Though Buddhism was born in India, within its first millennium it had spread westward as far as present-day Afghanistan, eastward to China and Korea (and later Japan), and southward to Sri Lanka and Southeast Asia. During its long journey, Buddhism has inspired great libraries of scriptures and philosophical texts, many schools of philosophy and meditation, elaborate rituals, and monasteries that have served as centers of spiritual culture. But at the heart of Buddhism lies a simple and profound message: the message of a way to release from suffering, a path of wisdom and compassion that leads to happiness in this life and to ultimate liberation.
In the late nineteenth century, as the first English translations of Buddhist texts appeared, a number of American intellectuals felt attracted to the Dharma, and in the twentieth century, this interest greatly increased. As Asian Buddhist teachers arrived in the U.S. and began to teach, the Dharma slowly set down roots in this country and more Americans embraced the Buddha’s path. But for Buddhism to thrive, it needs not only people but an organization to give it structure. For this reason in the early 1960s, a group of Chinese Buddhists living in New York, led by the late Ven. Lok To, Dr. C.T. Shen, and his wife Mrs. Woo Ju Shen, decided to establish an association that would unite Buddhists in America under a common banner. Thus in 1964 they created the Buddhist Association of the United States.

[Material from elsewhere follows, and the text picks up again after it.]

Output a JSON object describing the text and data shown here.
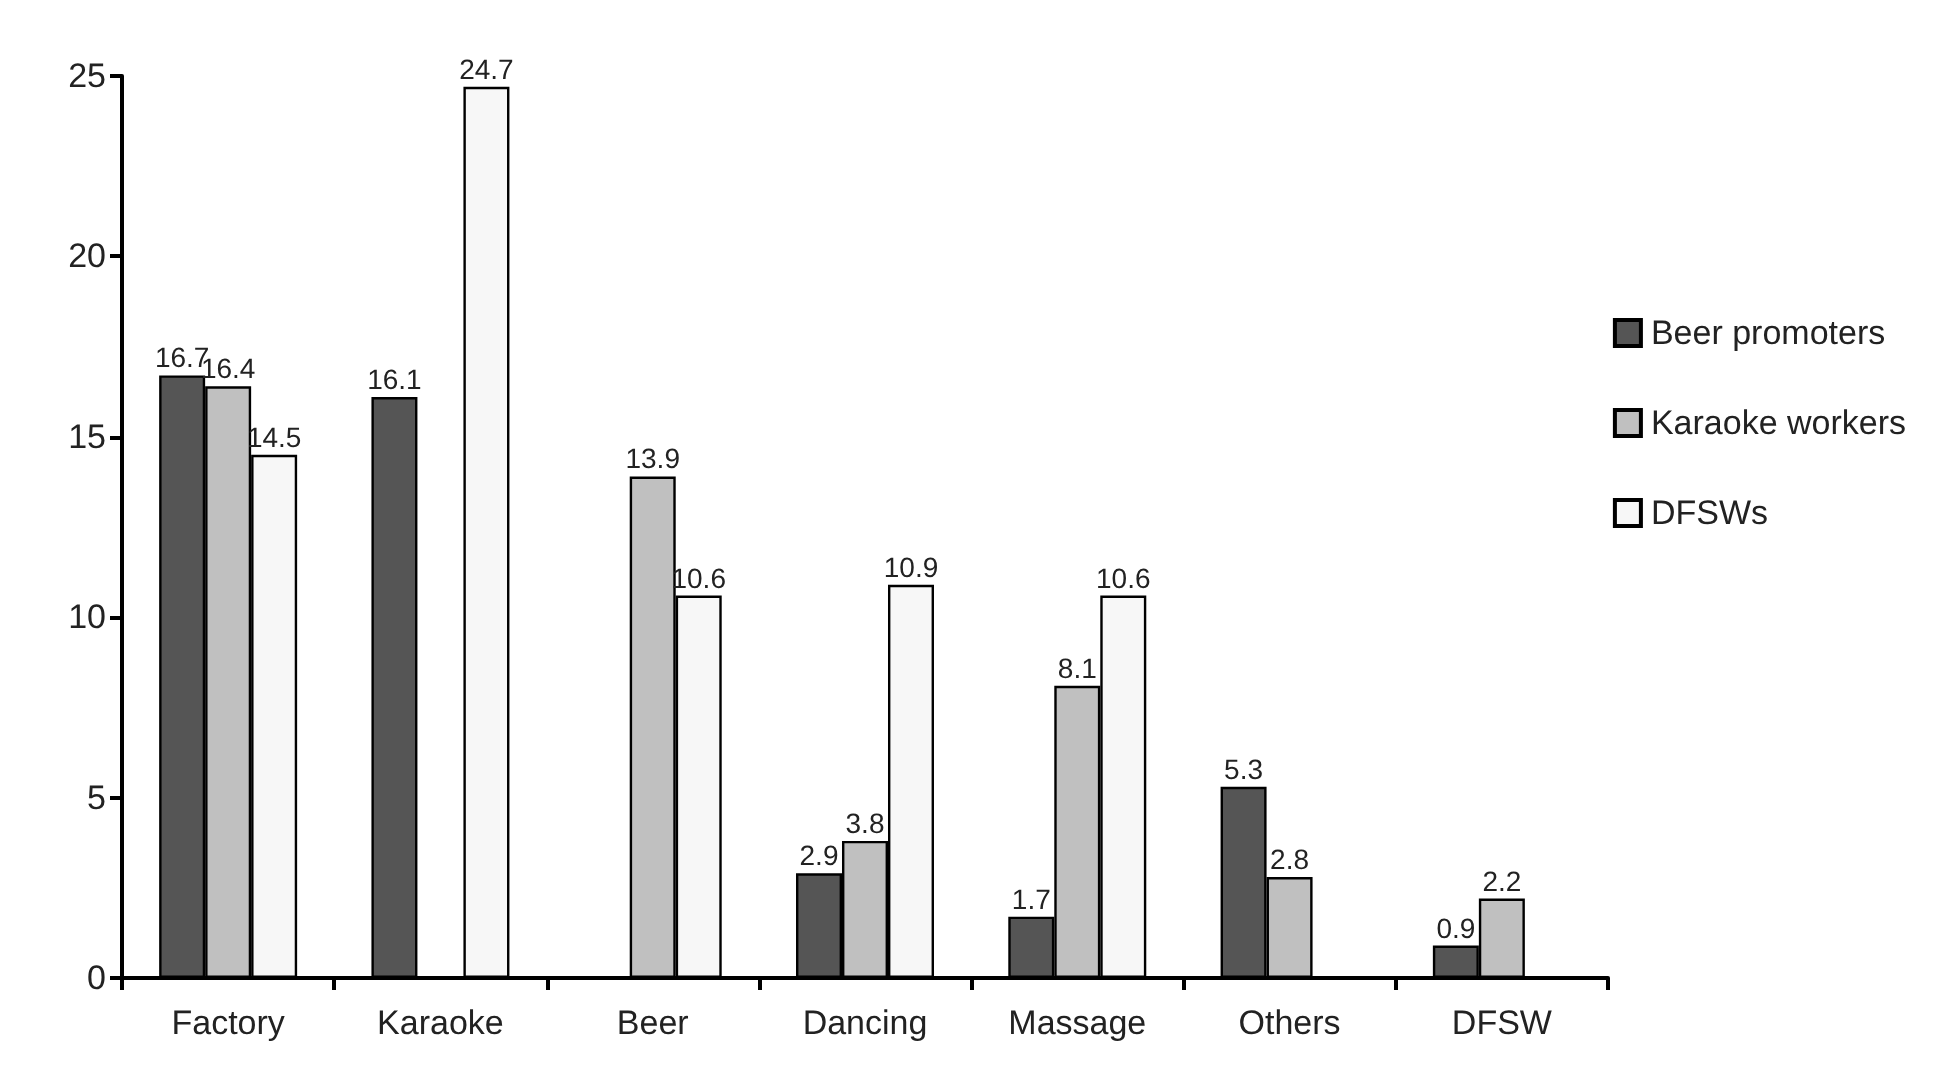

For over fifty years BAUS has spread the Dharma in various ways: through lectures, classes, guided tours, meditation retreats, religious rituals, the free book distribution program, courses for prisoners, and classes in Buddhist languages. This year, 2014, BAUS celebrates its 50th anniversary, an achievement that should be applauded.
The ability of BAUS to continue through five decades is testimony to the wisdom that went into its creation. The founders of BAUS have passed away. Several generations of presidents, senior officers, and abbots have come and gone, but BAUS still retains its vitality and commitment to its mission. The strength of BAUS comes from the monastic presence at its center: the monks and nuns of Chuang Yen Monastery and the Temple of Enlightenment, who carry on the Buddha’s heritage of renunciation and self-discipline. But Buddhism requires the collaboration of monastics and laypeople, and thus the lay devotees, working hand in hand with the monastics, have made an immense contribution to the success of BAUS.
On this 50th anniversary, let us rejoice in the hard work that the founders and early members applied to create BAUS and keep it alive for five decades. And let us renew our commitment to ensure that BAUS will thrive long into the future.